Onduidelijk is of president Biden een einde zal maken aan de onder Trump ingezette handelsoorlog tussen de VS en China. Sinds Donald Trump meer dan honderd Chinese techbedrijven op een zwarte lijst heeft gezet – die zouden net als Huawei de Amerikaanse staatsveiligheid bedreigen – durft geen leverancier ter wereld nog zaken te doen met de Chinezen. Amerikaanse chipbedrijven klagen over aanzienlijke omzetdalingen.

Na Huawei, dat geen Google software in licentie mag nemen, nam Trump de videoapp TikTok op de korrel. Dat gebeurde niet toevallig na de eerste campagnebijeenkomst van Trump sinds de coronacrisis. De lage opkomst zou mede veroorzaakt zijn door TikTok-gebruikers.

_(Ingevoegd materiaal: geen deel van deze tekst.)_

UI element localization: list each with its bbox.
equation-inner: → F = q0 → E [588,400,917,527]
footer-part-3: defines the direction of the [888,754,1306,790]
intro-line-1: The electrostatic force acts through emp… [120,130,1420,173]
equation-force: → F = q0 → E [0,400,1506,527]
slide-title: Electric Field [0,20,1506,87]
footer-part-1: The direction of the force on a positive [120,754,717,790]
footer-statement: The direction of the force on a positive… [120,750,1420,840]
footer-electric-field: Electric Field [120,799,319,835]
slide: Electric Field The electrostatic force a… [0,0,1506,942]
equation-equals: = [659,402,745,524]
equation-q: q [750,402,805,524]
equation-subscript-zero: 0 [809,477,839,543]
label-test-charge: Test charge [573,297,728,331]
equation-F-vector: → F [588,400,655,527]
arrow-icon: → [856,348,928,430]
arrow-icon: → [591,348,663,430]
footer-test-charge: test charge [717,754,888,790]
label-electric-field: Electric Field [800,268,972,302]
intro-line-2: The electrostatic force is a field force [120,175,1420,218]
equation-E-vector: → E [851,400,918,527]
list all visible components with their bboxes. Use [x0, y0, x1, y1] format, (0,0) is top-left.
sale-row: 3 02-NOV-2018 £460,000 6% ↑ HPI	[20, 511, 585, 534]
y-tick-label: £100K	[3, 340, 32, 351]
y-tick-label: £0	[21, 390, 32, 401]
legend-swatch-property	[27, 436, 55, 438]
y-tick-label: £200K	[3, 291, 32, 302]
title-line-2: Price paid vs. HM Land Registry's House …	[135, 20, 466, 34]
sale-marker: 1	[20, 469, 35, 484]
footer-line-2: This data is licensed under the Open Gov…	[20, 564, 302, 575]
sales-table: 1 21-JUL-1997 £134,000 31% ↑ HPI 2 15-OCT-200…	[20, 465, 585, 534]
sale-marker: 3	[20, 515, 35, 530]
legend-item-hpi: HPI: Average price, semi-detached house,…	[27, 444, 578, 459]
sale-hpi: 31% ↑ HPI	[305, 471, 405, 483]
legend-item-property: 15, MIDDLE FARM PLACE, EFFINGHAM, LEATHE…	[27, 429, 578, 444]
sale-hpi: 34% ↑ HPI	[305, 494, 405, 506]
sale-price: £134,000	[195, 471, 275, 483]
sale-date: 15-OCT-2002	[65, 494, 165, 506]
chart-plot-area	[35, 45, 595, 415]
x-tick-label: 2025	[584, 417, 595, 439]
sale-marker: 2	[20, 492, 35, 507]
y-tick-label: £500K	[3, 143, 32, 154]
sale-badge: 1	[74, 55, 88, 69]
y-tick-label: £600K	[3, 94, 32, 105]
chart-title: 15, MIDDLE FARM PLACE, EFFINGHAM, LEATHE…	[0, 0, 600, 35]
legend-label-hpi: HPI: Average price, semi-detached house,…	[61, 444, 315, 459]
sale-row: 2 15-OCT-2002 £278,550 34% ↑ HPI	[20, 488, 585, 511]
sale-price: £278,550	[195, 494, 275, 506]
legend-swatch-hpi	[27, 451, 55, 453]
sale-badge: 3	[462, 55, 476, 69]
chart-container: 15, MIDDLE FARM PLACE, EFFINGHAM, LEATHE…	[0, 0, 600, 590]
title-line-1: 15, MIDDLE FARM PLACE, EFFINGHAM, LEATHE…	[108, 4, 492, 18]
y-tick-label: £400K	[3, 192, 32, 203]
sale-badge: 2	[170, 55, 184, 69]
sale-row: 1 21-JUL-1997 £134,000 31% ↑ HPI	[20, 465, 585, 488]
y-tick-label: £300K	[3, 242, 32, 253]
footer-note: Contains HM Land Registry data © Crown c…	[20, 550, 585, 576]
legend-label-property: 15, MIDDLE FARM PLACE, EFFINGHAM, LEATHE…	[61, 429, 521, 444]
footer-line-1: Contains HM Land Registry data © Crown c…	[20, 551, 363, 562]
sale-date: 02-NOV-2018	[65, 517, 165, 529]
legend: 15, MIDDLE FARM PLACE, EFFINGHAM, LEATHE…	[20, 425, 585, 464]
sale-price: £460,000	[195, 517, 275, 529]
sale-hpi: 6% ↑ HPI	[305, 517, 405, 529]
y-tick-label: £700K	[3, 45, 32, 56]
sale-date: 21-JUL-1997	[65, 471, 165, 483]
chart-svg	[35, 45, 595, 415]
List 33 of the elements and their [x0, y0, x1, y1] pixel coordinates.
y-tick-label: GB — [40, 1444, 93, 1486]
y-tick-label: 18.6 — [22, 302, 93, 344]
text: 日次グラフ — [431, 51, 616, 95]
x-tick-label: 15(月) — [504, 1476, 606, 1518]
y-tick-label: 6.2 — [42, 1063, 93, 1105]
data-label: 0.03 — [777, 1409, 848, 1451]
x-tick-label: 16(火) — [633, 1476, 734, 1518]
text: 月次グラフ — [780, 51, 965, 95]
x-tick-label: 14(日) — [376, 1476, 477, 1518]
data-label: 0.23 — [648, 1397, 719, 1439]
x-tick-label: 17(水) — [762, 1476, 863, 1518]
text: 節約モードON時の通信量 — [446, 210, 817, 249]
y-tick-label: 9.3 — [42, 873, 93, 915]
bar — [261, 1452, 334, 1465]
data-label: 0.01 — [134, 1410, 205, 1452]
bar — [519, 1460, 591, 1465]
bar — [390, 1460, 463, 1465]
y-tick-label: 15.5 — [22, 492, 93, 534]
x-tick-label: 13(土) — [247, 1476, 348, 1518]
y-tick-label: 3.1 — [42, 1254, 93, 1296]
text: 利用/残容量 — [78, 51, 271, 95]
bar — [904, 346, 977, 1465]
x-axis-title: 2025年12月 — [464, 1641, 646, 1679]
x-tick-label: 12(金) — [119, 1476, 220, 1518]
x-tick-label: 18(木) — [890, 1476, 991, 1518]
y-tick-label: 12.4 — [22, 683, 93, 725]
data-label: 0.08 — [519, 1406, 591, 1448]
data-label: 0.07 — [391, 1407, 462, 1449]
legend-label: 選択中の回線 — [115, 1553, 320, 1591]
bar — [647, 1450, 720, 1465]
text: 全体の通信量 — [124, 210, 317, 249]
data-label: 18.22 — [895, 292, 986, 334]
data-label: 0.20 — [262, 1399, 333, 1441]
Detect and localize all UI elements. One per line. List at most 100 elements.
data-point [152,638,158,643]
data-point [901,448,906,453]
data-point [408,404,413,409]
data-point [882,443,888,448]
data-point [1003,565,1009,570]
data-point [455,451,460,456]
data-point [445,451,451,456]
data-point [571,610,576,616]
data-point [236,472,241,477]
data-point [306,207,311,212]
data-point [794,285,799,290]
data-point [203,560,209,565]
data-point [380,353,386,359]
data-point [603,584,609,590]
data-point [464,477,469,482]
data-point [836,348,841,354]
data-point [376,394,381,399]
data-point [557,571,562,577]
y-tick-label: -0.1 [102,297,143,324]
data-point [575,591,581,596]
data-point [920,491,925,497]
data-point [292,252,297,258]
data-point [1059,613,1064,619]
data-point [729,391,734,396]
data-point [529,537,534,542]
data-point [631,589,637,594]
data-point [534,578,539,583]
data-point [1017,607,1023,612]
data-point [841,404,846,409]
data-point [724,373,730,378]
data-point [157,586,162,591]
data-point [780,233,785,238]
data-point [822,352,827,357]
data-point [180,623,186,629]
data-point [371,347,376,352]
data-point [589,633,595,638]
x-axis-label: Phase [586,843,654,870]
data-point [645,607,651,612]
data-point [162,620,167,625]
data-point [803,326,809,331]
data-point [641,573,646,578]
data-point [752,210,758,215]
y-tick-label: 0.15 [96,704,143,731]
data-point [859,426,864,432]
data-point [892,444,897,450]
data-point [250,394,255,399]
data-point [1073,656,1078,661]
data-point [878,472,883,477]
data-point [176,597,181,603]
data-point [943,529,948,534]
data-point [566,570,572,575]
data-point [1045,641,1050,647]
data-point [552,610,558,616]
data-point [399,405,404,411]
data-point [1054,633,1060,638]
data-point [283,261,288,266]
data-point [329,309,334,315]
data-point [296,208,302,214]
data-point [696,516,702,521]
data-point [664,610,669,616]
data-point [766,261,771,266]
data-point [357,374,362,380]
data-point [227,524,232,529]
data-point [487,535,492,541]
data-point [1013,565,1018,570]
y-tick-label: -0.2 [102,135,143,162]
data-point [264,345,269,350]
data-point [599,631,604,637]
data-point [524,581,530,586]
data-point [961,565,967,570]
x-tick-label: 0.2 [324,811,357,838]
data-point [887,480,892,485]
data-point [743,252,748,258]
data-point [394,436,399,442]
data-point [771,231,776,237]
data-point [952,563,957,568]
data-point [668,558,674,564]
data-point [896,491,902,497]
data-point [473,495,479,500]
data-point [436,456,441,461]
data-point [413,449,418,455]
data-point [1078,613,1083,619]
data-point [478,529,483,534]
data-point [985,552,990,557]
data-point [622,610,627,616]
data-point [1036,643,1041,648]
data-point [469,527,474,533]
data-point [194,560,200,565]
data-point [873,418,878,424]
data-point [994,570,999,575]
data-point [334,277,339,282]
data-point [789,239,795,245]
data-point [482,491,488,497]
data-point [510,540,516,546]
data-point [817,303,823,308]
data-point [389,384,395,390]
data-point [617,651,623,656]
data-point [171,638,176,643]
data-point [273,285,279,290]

Per decreet eiste zijn administratie dat de Noord-Amerikaanse activiteiten moesten worden afgestoten. Microsoft, Walmart en ook Oracle schoven aan de onderhandelingstafel, terwijl China zijn exportregelgeving aanscherpte. Pogingen om zowel WeChat als TikTok te verbieden strandden tot nu toe bij de rechter.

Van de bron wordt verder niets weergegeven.